What Use Are Security Cameras if No One's Watching?

      November 13, 2012 12:32

      The Board of Audit and Inspection has checked 17,471 CCTV cameras in 1,707 schools and found that 97 percent are unable to distinguish the faces of people or license plates of cars entering the grounds. It takes a camera with a resolution of more than 500,000 pixels in to do that, but the schools have installed cameras with inferior resolutions.

      The government has spent up to W10 billion (US$1=W1,089) a year to get schools to install proper CCTV cameras to prevent crime against pupils, but the money has apparently been wasted.

      The Ministry of Education, Science and Technology pushed schools to install CCTV cameras and achieved an impressive installation rate of 98 percent by June this year, up from less than 60 percent earlier. The project started in 2009, and now there are some 100,000 of them in 11,000 schools, or an average of nine for each school.

      But there are profound discrepancies. The BAI said one 410,000-pixel resolution CCTV camera at a girls' middle school in Incheon did not show the license plate of a car even when the image was blown up, whereas a 1 million-pixel resolution camera at an elementary school in Seoul clearly showed the license plate of a car driving into the grounds.

      The ministry recently discovered the problem and started replacing around 22,000 cameras across the nation with resolutions of less than 400,000 pixels. A security camera with a 400,000-pixel resolution costs W200,000, and one with 500,000 costs around W300,000, and the price tag rises to W2-3 million for over 1 million pixels. But that is a price worth paying in schools where there is a lot of coming and going.

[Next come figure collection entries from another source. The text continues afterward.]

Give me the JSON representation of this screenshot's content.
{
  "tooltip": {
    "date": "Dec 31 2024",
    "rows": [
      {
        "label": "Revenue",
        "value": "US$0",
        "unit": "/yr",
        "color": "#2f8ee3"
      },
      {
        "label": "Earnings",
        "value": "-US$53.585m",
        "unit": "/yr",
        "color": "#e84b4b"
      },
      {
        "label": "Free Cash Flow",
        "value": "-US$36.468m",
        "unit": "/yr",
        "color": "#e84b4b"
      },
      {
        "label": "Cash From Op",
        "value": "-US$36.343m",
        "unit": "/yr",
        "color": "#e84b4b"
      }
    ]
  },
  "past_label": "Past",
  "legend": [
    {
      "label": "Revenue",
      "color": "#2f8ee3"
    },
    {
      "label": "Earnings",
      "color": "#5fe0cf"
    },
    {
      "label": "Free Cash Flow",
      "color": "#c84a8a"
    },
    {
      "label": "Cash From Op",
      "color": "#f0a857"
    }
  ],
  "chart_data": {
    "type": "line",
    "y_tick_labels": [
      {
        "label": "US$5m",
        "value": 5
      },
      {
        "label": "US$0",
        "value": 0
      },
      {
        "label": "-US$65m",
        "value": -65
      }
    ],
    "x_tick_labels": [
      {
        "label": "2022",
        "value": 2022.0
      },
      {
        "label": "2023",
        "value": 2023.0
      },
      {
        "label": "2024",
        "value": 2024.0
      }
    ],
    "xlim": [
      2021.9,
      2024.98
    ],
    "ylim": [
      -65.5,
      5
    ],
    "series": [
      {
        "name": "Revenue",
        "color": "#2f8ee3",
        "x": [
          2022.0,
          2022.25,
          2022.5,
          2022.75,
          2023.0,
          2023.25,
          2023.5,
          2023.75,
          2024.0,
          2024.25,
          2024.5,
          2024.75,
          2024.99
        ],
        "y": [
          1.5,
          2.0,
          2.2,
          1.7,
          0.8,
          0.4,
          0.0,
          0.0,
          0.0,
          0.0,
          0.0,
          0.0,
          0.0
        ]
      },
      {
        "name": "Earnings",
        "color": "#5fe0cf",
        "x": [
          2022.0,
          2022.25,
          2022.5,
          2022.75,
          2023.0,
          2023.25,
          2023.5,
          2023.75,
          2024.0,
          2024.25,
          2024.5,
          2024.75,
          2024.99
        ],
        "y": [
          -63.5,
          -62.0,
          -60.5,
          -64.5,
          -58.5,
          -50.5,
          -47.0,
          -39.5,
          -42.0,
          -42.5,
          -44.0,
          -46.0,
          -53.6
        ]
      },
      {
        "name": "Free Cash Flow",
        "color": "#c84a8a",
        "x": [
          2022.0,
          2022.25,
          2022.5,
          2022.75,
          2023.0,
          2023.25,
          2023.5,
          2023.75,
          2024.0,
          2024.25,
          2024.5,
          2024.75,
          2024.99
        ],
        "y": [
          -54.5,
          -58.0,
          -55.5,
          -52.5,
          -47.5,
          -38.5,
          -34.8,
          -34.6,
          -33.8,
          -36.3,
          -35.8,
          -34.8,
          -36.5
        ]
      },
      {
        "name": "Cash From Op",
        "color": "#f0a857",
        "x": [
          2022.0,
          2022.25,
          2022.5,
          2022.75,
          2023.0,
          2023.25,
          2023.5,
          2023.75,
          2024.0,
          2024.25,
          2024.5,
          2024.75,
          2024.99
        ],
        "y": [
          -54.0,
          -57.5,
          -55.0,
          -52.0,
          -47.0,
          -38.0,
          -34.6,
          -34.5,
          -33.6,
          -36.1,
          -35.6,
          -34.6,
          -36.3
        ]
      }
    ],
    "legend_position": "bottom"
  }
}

      Between 2009 until August this year there were 1,066 crimes or accidents at schools involving outsiders, which averages out at 294 a year and 24 a month. Analysis of the various measures that have been taken to make schools safer, including security officers, police patrols and telephone hotlines, has found that CCTV cameras are the most effective. But 30 percent of the 1,707 schools the BAI checked have CCTV cameras that face the wrong way or are blocked by trees or other obstacles, and two out of every 10 schools put the monitors in the night watchman's room so they could not be viewed during the day.

      That means the cameras were effectively useless during school hours. Officials at some schools did not even know when their cameras were broken, while others simply ignored the problem. Still others had no idea how to play back the recordings. The waste of money and the incompetence of school officials are simply mind-boggling.